Fixed-Parameter Algorithms for Finding Minimal Models
With Andreas Pfandler
13th International Conference on Principles of Knowledge Representation and Reasoning (KR 2012)
Computing minimal models is an important task in Knowledge Representation and Reasoning that appears in formalisms such as circumscription, diagnosis and answer set programming. Even the most basic question of whether there exists a minimal model containing a given variable is known to be Σ_2^P-complete. In this work we study the problem of computing minimal models from the viewpoint of parameterized complexity theory. We perform an extensive complexity analysis of this problem with respect to eleven parameters. Tractable fragments based on combinations of these parameters are identified by giving several fixed-parameter algorithms. For the remaining combinations we show parameterized hardness results and thus prove that under usual complexity theoretic assumptions no further fixed-parameter algorithms exist for these parameters.

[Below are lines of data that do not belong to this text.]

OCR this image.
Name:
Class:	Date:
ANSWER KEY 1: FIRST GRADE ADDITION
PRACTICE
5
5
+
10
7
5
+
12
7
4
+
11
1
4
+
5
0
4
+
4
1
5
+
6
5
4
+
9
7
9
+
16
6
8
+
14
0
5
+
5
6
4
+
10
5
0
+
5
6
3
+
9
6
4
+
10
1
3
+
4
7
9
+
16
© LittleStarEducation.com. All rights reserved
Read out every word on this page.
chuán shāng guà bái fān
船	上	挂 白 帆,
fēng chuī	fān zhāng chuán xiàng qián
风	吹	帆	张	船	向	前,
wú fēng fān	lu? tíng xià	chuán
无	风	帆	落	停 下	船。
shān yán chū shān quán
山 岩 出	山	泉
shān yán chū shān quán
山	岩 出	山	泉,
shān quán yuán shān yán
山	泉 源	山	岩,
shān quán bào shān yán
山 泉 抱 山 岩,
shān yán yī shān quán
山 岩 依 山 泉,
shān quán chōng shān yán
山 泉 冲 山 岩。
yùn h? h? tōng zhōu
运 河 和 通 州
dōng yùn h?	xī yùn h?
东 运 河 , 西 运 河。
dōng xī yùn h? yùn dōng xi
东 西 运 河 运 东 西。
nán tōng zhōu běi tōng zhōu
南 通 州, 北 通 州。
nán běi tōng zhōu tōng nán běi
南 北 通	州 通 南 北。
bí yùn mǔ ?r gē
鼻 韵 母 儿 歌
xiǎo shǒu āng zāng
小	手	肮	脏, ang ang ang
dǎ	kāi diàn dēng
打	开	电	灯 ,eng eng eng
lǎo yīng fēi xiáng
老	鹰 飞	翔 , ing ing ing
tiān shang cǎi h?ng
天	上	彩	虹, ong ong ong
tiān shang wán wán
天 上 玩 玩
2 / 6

A Fast Algorithm for Permutation Pattern Matching Based on Alternating Runs
With Marie-Louise Bruner
13th Scandinavian Symposium and Workshops on Algorithm Theory (SWAT 2012)
The NP-complete Permutation Pattern Matching problem asks whether a permutation P can be matched into a permutation T. A matching is an order-preserving embedding of P into T. We present a fixed-parameter algorithm solving this problem with an exponential worst-case runtime of O*(1.79run(T)), where run(T) denotes the number of alternating runs of T. This is the first algorithm that improves upon the O*(2n) runtime required by brute-force search without imposing restrictions on P and T. Furthermore we prove that - under standard complexity theoretic assumptions - such a fixed-parameter tractability result is not possible for run(P).
Multicut on Graphs of Bounded Clique-width
With Reinhard Pichler, Stefan Rümmele and Stefan Woltran
6th Annual International Conference on Combinatorial Optimization and Applications (COCOA 2012)
Several variants of Multicut problems arise in applications like circuit and network design. In general, these problems are NP-complete. The goal of our work is to investigate the potential of clique-width for identifying tractable fragments of Multicut. We show for several parameterizations involving clique-width whether they lead to tractability or not. Since bounded tree-width implies bounded clique-width, our tractability results extend previous results via tree-width, in particular to dense graphs.
Fixed-Parameter Algorithms for Closed World Reasoning
With Andreas Pfandler
20th European Conference on Artificial Intelligence (ECAI 2012)
Closed world reasoning and circumscription are essential tasks in AI. However, their high computational complexity is a serious obstacle for their practical application. In this work we employ the framework of parameterized complexity theory in order to search for fixed-parameter algorithms. We consider eleven parameters describing different characteristics of the input. For several combinations of these parameters we are able to design efficient fixed-parameter tractable algorithms. All our algorithms have a runtime only single-exponential in the parameters and linear in the input size. Furthermore, by providing parameterized hardness results we show that we have actually found all tractable fragments involving these eleven parameters. We hereby offer a complete picture of the parameterized complexity of brave closed world reasoning and circumscription.
The Complexity of Nearly Single-Peaked Consistency
With Gábor Erdélyi and Andreas Pfandler
Fourth International Workshop on Computational Social Choice (COMSOC 2012))
Manipulation, bribery, and control are well-studied ways of changing the outcome of an election. Many voting systems are in the general case computationally resistant to some of these manipulative actions. However when restricted to single-peaked electorates, these problems suddenly become easy to solve. Recently, Faliszewski, Hemaspaandra, and Hemaspaandra studied the complexity of dishonest behavior in nearly single-peaked electorates. These are electorates that are not single-peaked but close to it according to some distance measure.
In this paper we introduce several new distance measures regarding single-peakedness. We prove that determining whether a given profile is nearly single-peaked is in many cases NP-complete. Furthermore, we explore the relations between several notions of nearly single-peakedness.
Train Marshalling Is Fixed Parameter Tractable
With Leo Brueggeman, Michael Fellows, Rudolf Fleischer, Christian Komusiewicz, Yiannis Koutis, Andreas Pfandler and Frances Rosamond
Sixth International Conference on Fun with Algorithms (FUN 2012)
The train marshalling problem is about reordering the cars of a train using as few auxiliary rails as possible. The problem is known to be NP-complete. We show that it is fixed parameter tractable (FPT) with the number of auxiliary rails as parameter.
From Peaks to Valleys, Running Up and Down: Fast Permutation Pattern Matching
With Marie-Louise Bruner
Tiny Transactions on Computer Science (TinyTOCS)
This paper aims to explain our results in "A Fast Algorithm for Permutation Pattern Matching Based on Alternating Runs" with only 140 characters. This radical length constraint is the central idea of the Tiny Transactions on Computer Science journal.